User interface log mining. RPM is also related to the topic of user interface log mining. In the context of desktop assistants, research proposals such as TaskTracer and TaskPredictor have tackled the problem of analyzing user interface logs generated by desktop applications in order to identify the current task performed by a user and to detect switches between one task and another (Shen et al. 2007; Dragunov et al. 2005). Other related work in this area has tackled the problem of task identification and classification from Desktop app user interface logs (Oliver et al. 2006; Rath et al. 2010) as well as the problem of extracting frequent sequences of actions from noisy user interface logs (Dev and Liu 2017) (which could constitute candidate routines for automation). With respect to the previously cited research, the novelty of RPM is that it seeks to discover executable routine specifications by analyzing logs that include inputs and outputs of actions (e.g., data copied to or pasted from the clipboard, data entered into cells), as opposed to purely considering sequences of actions without the associated data.

5 Conclusion

We have exposed a vision for a new class of process mining tools, namely RPM tools, capable of analyzing UI logs of fine-grained user interactions with IT systems in order to identify routines that can be automated using RPA tools. As a first step to concretize this vision, we decomposed it into a pipeline and sketched challenges that need to be overcome to implement each of the pipeline’s components. We also provided some guidelines to tackle these challenges.

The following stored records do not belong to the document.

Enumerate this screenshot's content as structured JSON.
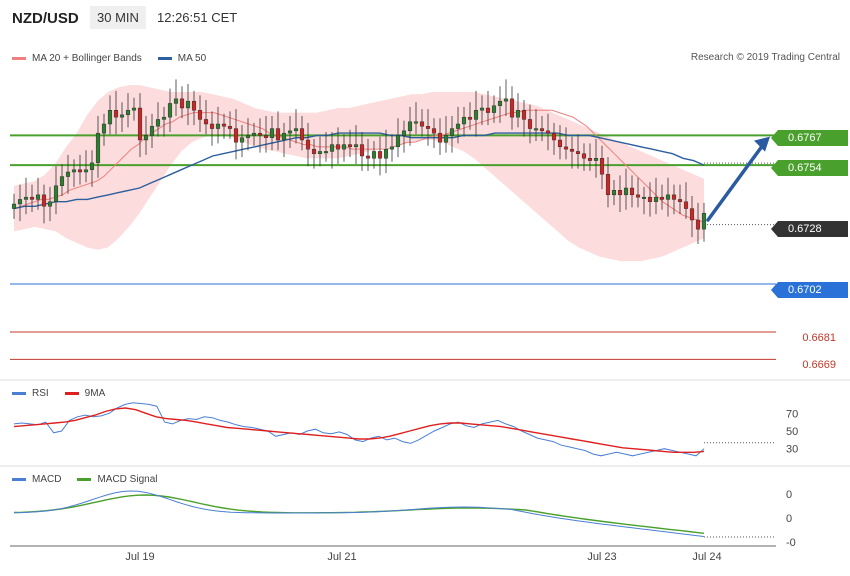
{
  "header": {
    "pair": "NZD/USD",
    "timeframe": "30 MIN",
    "time": "12:26:51 CET"
  },
  "legends": {
    "price": [
      {
        "label": "MA 20 + Bollinger Bands",
        "color": "#f08080"
      },
      {
        "label": "MA 50",
        "color": "#2c5f9e"
      }
    ],
    "rsi": [
      {
        "label": "RSI",
        "color": "#4a7fd4"
      },
      {
        "label": "9MA",
        "color": "#e02020"
      }
    ],
    "macd": [
      {
        "label": "MACD",
        "color": "#4a7fd4"
      },
      {
        "label": "MACD Signal",
        "color": "#4aa02c"
      }
    ]
  },
  "credit": "Research © 2019 Trading Central",
  "levels": {
    "resistance": [
      {
        "value": "0.6767",
        "color": "#4aa02c"
      },
      {
        "value": "0.6754",
        "color": "#4aa02c"
      }
    ],
    "current": {
      "value": "0.6728",
      "color": "#333333"
    },
    "pivot": {
      "value": "0.6702",
      "color": "#2a72d8"
    },
    "support": [
      {
        "value": "0.6681",
        "color": "#c0392b"
      },
      {
        "value": "0.6669",
        "color": "#c0392b"
      }
    ]
  },
  "x_axis": {
    "ticks": [
      "Jul 19",
      "Jul 21",
      "Jul 23",
      "Jul 24"
    ]
  },
  "rsi_axis": {
    "ticks": [
      "70",
      "50",
      "30"
    ]
  },
  "macd_axis": {
    "ticks": [
      "0",
      "0",
      "-0"
    ]
  },
  "chart_data": {
    "type": "candlestick",
    "price_range": [
      0.666,
      0.68
    ],
    "closes": [
      0.6737,
      0.6739,
      0.674,
      0.6739,
      0.6741,
      0.6736,
      0.6738,
      0.6745,
      0.6749,
      0.6751,
      0.6752,
      0.6751,
      0.6752,
      0.6755,
      0.6768,
      0.6772,
      0.6778,
      0.6775,
      0.6776,
      0.6778,
      0.6779,
      0.6765,
      0.6767,
      0.6771,
      0.6774,
      0.6775,
      0.6781,
      0.6783,
      0.6779,
      0.6782,
      0.6778,
      0.6774,
      0.6772,
      0.677,
      0.6772,
      0.6771,
      0.677,
      0.6764,
      0.6766,
      0.6767,
      0.6768,
      0.6767,
      0.6766,
      0.677,
      0.6765,
      0.6768,
      0.6769,
      0.677,
      0.6765,
      0.6761,
      0.6759,
      0.676,
      0.676,
      0.6763,
      0.6761,
      0.6763,
      0.6762,
      0.6763,
      0.6758,
      0.6757,
      0.676,
      0.6757,
      0.6761,
      0.6762,
      0.6767,
      0.6769,
      0.6773,
      0.6773,
      0.6771,
      0.677,
      0.6768,
      0.6764,
      0.6767,
      0.677,
      0.6772,
      0.6775,
      0.6774,
      0.6778,
      0.6779,
      0.6777,
      0.678,
      0.6782,
      0.6783,
      0.6775,
      0.6778,
      0.6774,
      0.677,
      0.677,
      0.6769,
      0.6768,
      0.6765,
      0.6762,
      0.6761,
      0.676,
      0.6759,
      0.6757,
      0.6756,
      0.6757,
      0.675,
      0.6741,
      0.6743,
      0.6741,
      0.6744,
      0.6741,
      0.674,
      0.674,
      0.6738,
      0.674,
      0.6739,
      0.6741,
      0.6739,
      0.6738,
      0.6735,
      0.673,
      0.6726,
      0.6733
    ],
    "ma20": [
      0.6735,
      0.6736,
      0.6737,
      0.6738,
      0.6739,
      0.6739,
      0.674,
      0.6741,
      0.6743,
      0.6744,
      0.6745,
      0.6746,
      0.6747,
      0.6749,
      0.6752,
      0.6755,
      0.6758,
      0.6761,
      0.6763,
      0.6766,
      0.6768,
      0.677,
      0.6772,
      0.6773,
      0.6775,
      0.6776,
      0.6777,
      0.6777,
      0.6777,
      0.6777,
      0.6776,
      0.6775,
      0.6774,
      0.6773,
      0.6772,
      0.6771,
      0.677,
      0.6768,
      0.6767,
      0.6766,
      0.6765,
      0.6764,
      0.6763,
      0.6763,
      0.6762,
      0.6762,
      0.6762,
      0.6762,
      0.6762,
      0.6761,
      0.6761,
      0.6761,
      0.6761,
      0.6761,
      0.6761,
      0.6762,
      0.6763,
      0.6764,
      0.6764,
      0.6765,
      0.6766,
      0.6767,
      0.6767,
      0.6768,
      0.6769,
      0.677,
      0.6771,
      0.6772,
      0.6773,
      0.6774,
      0.6775,
      0.6776,
      0.6777,
      0.6777,
      0.6778,
      0.6778,
      0.6778,
      0.6778,
      0.6778,
      0.6777,
      0.6776,
      0.6775,
      0.6773,
      0.6771,
      0.6768,
      0.6765,
      0.6762,
      0.6759,
      0.6756,
      0.6753,
      0.675,
      0.6747,
      0.6744,
      0.6741,
      0.6738,
      0.6736,
      0.6734,
      0.6732,
      0.6731,
      0.673,
      0.6729
    ],
    "ma50": [
      0.6735,
      0.6736,
      0.6736,
      0.6737,
      0.6738,
      0.6738,
      0.6739,
      0.6739,
      0.674,
      0.6741,
      0.6742,
      0.6743,
      0.6744,
      0.6746,
      0.6748,
      0.675,
      0.6752,
      0.6754,
      0.6756,
      0.6758,
      0.6759,
      0.676,
      0.6761,
      0.6762,
      0.6763,
      0.6764,
      0.6765,
      0.6766,
      0.6766,
      0.6767,
      0.6767,
      0.6768,
      0.6768,
      0.6768,
      0.6768,
      0.6768,
      0.6767,
      0.6767,
      0.6766,
      0.6766,
      0.6766,
      0.6766,
      0.6766,
      0.6767,
      0.6767,
      0.6767,
      0.6768,
      0.6768,
      0.6768,
      0.6768,
      0.6768,
      0.6768,
      0.6768,
      0.6767,
      0.6767,
      0.6767,
      0.6766,
      0.6765,
      0.6764,
      0.6763,
      0.6762,
      0.6761,
      0.676,
      0.6759,
      0.6757,
      0.6756,
      0.6754
    ],
    "bb_upper": [
      0.6745,
      0.6746,
      0.6747,
      0.675,
      0.6755,
      0.6762,
      0.6768,
      0.6776,
      0.6782,
      0.6786,
      0.6788,
      0.6789,
      0.6789,
      0.6788,
      0.6787,
      0.6786,
      0.6786,
      0.6786,
      0.6786,
      0.6785,
      0.6784,
      0.6783,
      0.6781,
      0.6779,
      0.6778,
      0.6777,
      0.6777,
      0.6777,
      0.6777,
      0.6777,
      0.6778,
      0.6779,
      0.6779,
      0.678,
      0.6781,
      0.6782,
      0.6783,
      0.6784,
      0.6785,
      0.6785,
      0.6786,
      0.6786,
      0.6786,
      0.6786,
      0.6786,
      0.6785,
      0.6784,
      0.6783,
      0.6782,
      0.6781,
      0.678,
      0.6778,
      0.6776,
      0.6774,
      0.6772,
      0.677,
      0.6768,
      0.6766,
      0.6764,
      0.6762,
      0.676,
      0.6758,
      0.6756,
      0.6754,
      0.6752,
      0.675,
      0.6748
    ],
    "bb_lower": [
      0.6725,
      0.6726,
      0.6727,
      0.6726,
      0.6725,
      0.6722,
      0.672,
      0.6718,
      0.6717,
      0.6718,
      0.6722,
      0.6727,
      0.6733,
      0.674,
      0.6747,
      0.6754,
      0.676,
      0.6764,
      0.6766,
      0.6767,
      0.6767,
      0.6766,
      0.6764,
      0.6762,
      0.6761,
      0.676,
      0.6759,
      0.6758,
      0.6757,
      0.6757,
      0.6757,
      0.6757,
      0.6758,
      0.6759,
      0.676,
      0.6761,
      0.6762,
      0.6763,
      0.6764,
      0.6765,
      0.6765,
      0.6764,
      0.6762,
      0.676,
      0.6757,
      0.6753,
      0.6749,
      0.6745,
      0.6741,
      0.6737,
      0.6733,
      0.6729,
      0.6725,
      0.6721,
      0.6718,
      0.6716,
      0.6714,
      0.6713,
      0.6712,
      0.6712,
      0.6712,
      0.6713,
      0.6714,
      0.6716,
      0.6718,
      0.672,
      0.6722
    ],
    "rsi": [
      58,
      59,
      58,
      57,
      60,
      48,
      50,
      62,
      66,
      68,
      66,
      67,
      70,
      76,
      80,
      82,
      81,
      80,
      78,
      60,
      58,
      62,
      64,
      63,
      66,
      65,
      62,
      60,
      57,
      55,
      54,
      52,
      50,
      44,
      46,
      48,
      46,
      50,
      52,
      48,
      47,
      49,
      46,
      40,
      38,
      42,
      44,
      40,
      42,
      38,
      36,
      40,
      45,
      50,
      54,
      58,
      60,
      56,
      54,
      58,
      60,
      62,
      58,
      55,
      50,
      46,
      42,
      40,
      38,
      34,
      32,
      30,
      28,
      24,
      22,
      24,
      26,
      24,
      22,
      24,
      26,
      28,
      30,
      28,
      26,
      24,
      22,
      30
    ],
    "rsi_ma9": [
      55,
      56,
      57,
      58,
      59,
      60,
      62,
      65,
      68,
      72,
      75,
      76,
      74,
      70,
      66,
      64,
      63,
      62,
      60,
      58,
      56,
      54,
      53,
      52,
      51,
      50,
      49,
      48,
      47,
      46,
      45,
      44,
      43,
      42,
      41,
      41,
      42,
      44,
      47,
      50,
      53,
      56,
      58,
      59,
      59,
      58,
      57,
      56,
      55,
      53,
      51,
      49,
      47,
      45,
      43,
      41,
      39,
      37,
      35,
      33,
      31,
      30,
      29,
      28,
      27,
      26,
      26,
      26,
      27
    ]
  }
}
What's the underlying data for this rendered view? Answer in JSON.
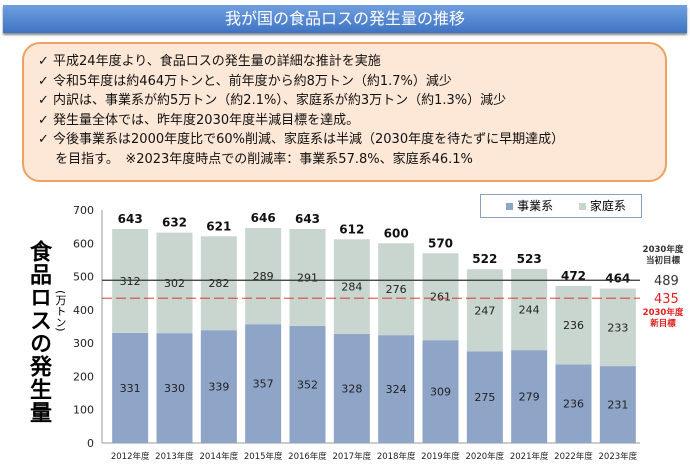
{
  "header": {
    "title": "我が国の食品ロスの発生量の推移"
  },
  "summary": {
    "lines": [
      "✓ 平成24年度より、食品ロスの発生量の詳細な推計を実施",
      "✓ 令和5年度は約464万トンと、前年度から約8万トン（約1.7%）減少",
      "✓ 内訳は、事業系が約5万トン（約2.1%）、家庭系が約3万トン（約1.3%）減少",
      "✓ 発生量全体では、昨年度2030年度半減目標を達成。",
      "✓ 今後事業系は2000年度比で60%削減、家庭系は半減（2030年度を待たずに早期達成）",
      "　 を目指す。　※2023年度時点での削減率：事業系57.8%、家庭系46.1%"
    ]
  },
  "chart_data": {
    "type": "bar",
    "stacked": true,
    "categories": [
      "2012年度",
      "2013年度",
      "2014年度",
      "2015年度",
      "2016年度",
      "2017年度",
      "2018年度",
      "2019年度",
      "2020年度",
      "2021年度",
      "2022年度",
      "2023年度"
    ],
    "series": [
      {
        "name": "事業系",
        "color": "#8ea5c8",
        "values": [
          331,
          330,
          339,
          357,
          352,
          328,
          324,
          309,
          275,
          279,
          236,
          231
        ]
      },
      {
        "name": "家庭系",
        "color": "#c9d6cf",
        "values": [
          312,
          302,
          282,
          289,
          291,
          284,
          276,
          261,
          247,
          244,
          236,
          233
        ]
      }
    ],
    "totals": [
      643,
      632,
      621,
      646,
      643,
      612,
      600,
      570,
      522,
      523,
      472,
      464
    ],
    "ylabel": "食品ロスの発生量",
    "yunit": "(万トン)",
    "ylim": [
      0,
      700
    ],
    "yticks": [
      0,
      100,
      200,
      300,
      400,
      500,
      600,
      700
    ],
    "legend": "top-right",
    "reference_lines": [
      {
        "value": 489,
        "label": "2030年度\n当初目標",
        "value_label": "489",
        "color": "#333333"
      },
      {
        "value": 435,
        "label": "2030年度\n新目標",
        "value_label": "435",
        "color": "#e02020"
      }
    ]
  }
}
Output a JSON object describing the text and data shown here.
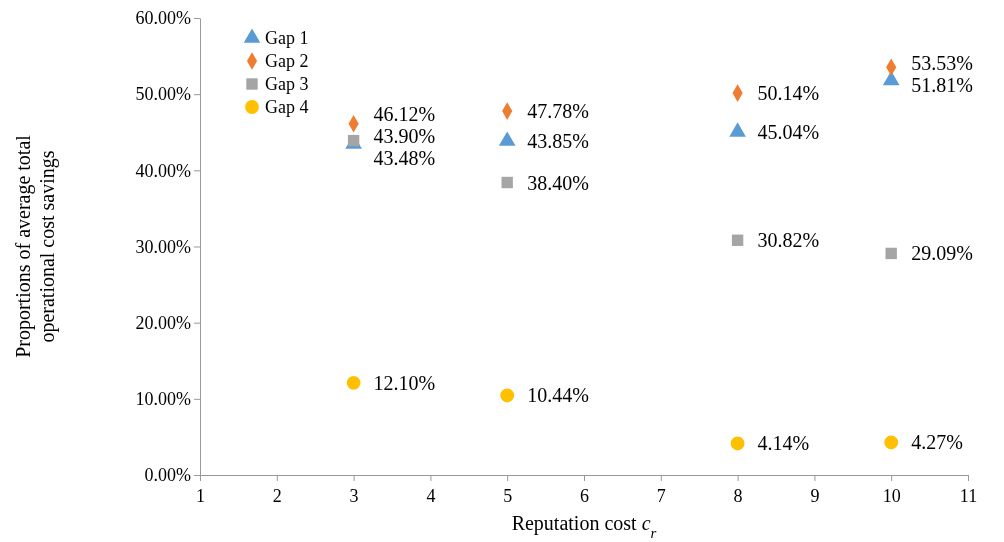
{
  "chart_data": {
    "type": "scatter",
    "xlabel": "Reputation cost c$_{r}$",
    "ylabel": "Proportions of average total operational cost savings",
    "x": [
      3,
      5,
      8,
      10
    ],
    "xlim": [
      1,
      11
    ],
    "xticks": [
      1,
      2,
      3,
      4,
      5,
      6,
      7,
      8,
      9,
      10,
      11
    ],
    "ylim": [
      0,
      60
    ],
    "yticks": [
      {
        "value": 0,
        "label": "0.00%"
      },
      {
        "value": 10,
        "label": "10.00%"
      },
      {
        "value": 20,
        "label": "20.00%"
      },
      {
        "value": 30,
        "label": "30.00%"
      },
      {
        "value": 40,
        "label": "40.00%"
      },
      {
        "value": 50,
        "label": "50.00%"
      },
      {
        "value": 60,
        "label": "60.00%"
      }
    ],
    "grid": false,
    "legend": "top left",
    "series": [
      {
        "name": "Gap 1",
        "color": "#5b9bd5",
        "marker": "triangle",
        "values": [
          43.48,
          43.85,
          45.04,
          51.81
        ],
        "value_labels": [
          "43.48%",
          "43.85%",
          "45.04%",
          "51.81%"
        ]
      },
      {
        "name": "Gap 2",
        "color": "#ed7d31",
        "marker": "diamond",
        "values": [
          46.12,
          47.78,
          50.14,
          53.53
        ],
        "value_labels": [
          "46.12%",
          "47.78%",
          "50.14%",
          "53.53%"
        ]
      },
      {
        "name": "Gap 3",
        "color": "#a5a5a5",
        "marker": "square",
        "values": [
          43.9,
          38.4,
          30.82,
          29.09
        ],
        "value_labels": [
          "43.90%",
          "38.40%",
          "30.82%",
          "29.09%"
        ]
      },
      {
        "name": "Gap 4",
        "color": "#ffc000",
        "marker": "circle",
        "values": [
          12.1,
          10.44,
          4.14,
          4.27
        ],
        "value_labels": [
          "12.10%",
          "10.44%",
          "4.14%",
          "4.27%"
        ]
      }
    ]
  }
}
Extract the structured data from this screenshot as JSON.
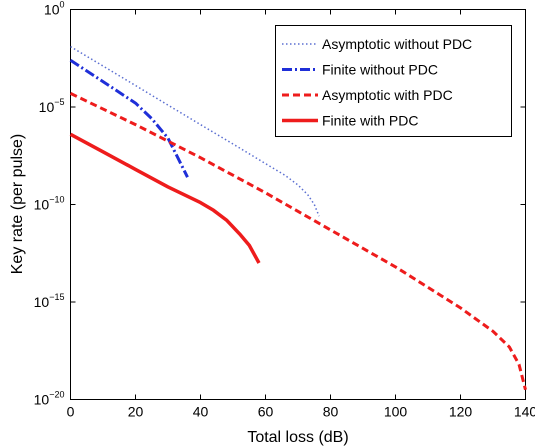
{
  "chart_data": {
    "type": "line",
    "title": "",
    "xlabel": "Total loss (dB)",
    "ylabel": "Key rate (per pulse)",
    "xlim": [
      0,
      140
    ],
    "ylim_log10": [
      -20,
      0
    ],
    "y_scale": "log",
    "x_ticks": [
      0,
      20,
      40,
      60,
      80,
      100,
      120,
      140
    ],
    "y_ticks": [
      {
        "base": "10",
        "exp": "0",
        "log10": 0
      },
      {
        "base": "10",
        "exp": "−5",
        "log10": -5
      },
      {
        "base": "10",
        "exp": "−10",
        "log10": -10
      },
      {
        "base": "10",
        "exp": "−15",
        "log10": -15
      },
      {
        "base": "10",
        "exp": "−20",
        "log10": -20
      }
    ],
    "grid": false,
    "legend_position": "top-right",
    "series": [
      {
        "name": "Asymptotic without PDC",
        "color": "#5b6fd1",
        "style": "dotted",
        "x": [
          0,
          10,
          20,
          30,
          40,
          50,
          60,
          66,
          70,
          73,
          75,
          76.5
        ],
        "log10_y": [
          -1.9,
          -2.9,
          -3.9,
          -4.9,
          -5.9,
          -6.9,
          -7.9,
          -8.5,
          -9.0,
          -9.5,
          -10.0,
          -10.6
        ]
      },
      {
        "name": "Finite without PDC",
        "color": "#1f2fd8",
        "style": "dash-dot",
        "x": [
          0,
          10,
          20,
          25,
          30,
          33,
          36
        ],
        "log10_y": [
          -2.6,
          -3.7,
          -4.8,
          -5.6,
          -6.6,
          -7.6,
          -8.6
        ]
      },
      {
        "name": "Asymptotic with PDC",
        "color": "#ee1c1c",
        "style": "dashed",
        "x": [
          0,
          20,
          40,
          60,
          80,
          100,
          120,
          130,
          135,
          138,
          140
        ],
        "log10_y": [
          -4.3,
          -5.9,
          -7.6,
          -9.4,
          -11.3,
          -13.2,
          -15.3,
          -16.5,
          -17.3,
          -18.2,
          -19.5
        ]
      },
      {
        "name": "Finite with PDC",
        "color": "#ee1c1c",
        "style": "solid",
        "x": [
          0,
          10,
          20,
          30,
          40,
          44,
          48,
          52,
          55,
          58
        ],
        "log10_y": [
          -6.4,
          -7.3,
          -8.2,
          -9.1,
          -9.9,
          -10.3,
          -10.8,
          -11.5,
          -12.1,
          -13.0
        ]
      }
    ]
  }
}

The proposed RPM pipeline focuses on the discovery of routines that can be executed in an end-to-end manner by an RPA bot. This assumption is constraining. In reality, routines may be automated for a certain subset of cases, but not for all cases (i.e., automation may only be partially achievable). A key challenge beyond the proposed RPM pipeline is how to discover partially deterministic routines. While a fully deterministic routine can be executed end-to-end in all cases, a partially deterministic routine can be stopped if the bot reaches a point where the routine cannot be deterministically continued given the input data and other data that the bot collects during the routine’s execution. For example, while copying records of purchase orders from a spreadsheet or an enterprise system, the bot detects that this order comes from China, so it stops because it does not know how to handle such orders, or it does not find a PO number (empty cell), and hence it cannot proceed. Discovering conditions under which a routine cannot be deterministically continued (or started) is a major challenge for RPM.

The vision of RPM exposed in this paper focuses on discovering automatable routines, which is only one operation of a broader set of RPM operations that we foresee, namely robotic process discovery. Besides robotic process discovery, we envision that the field of RPM will encompass complementary problems and questions such as performance mining of RPA bots, e.g., “What is the success or defect rate of a bot when performing a given routine?”, “What patterns are correlated with or are causal factors of bot failures?”, as well as anomaly detection problems, e.g., “Are there cases where the behavior of the bot or the effects of the bot’s actions are abnormal and hence warrant manual inspection and rectification?”.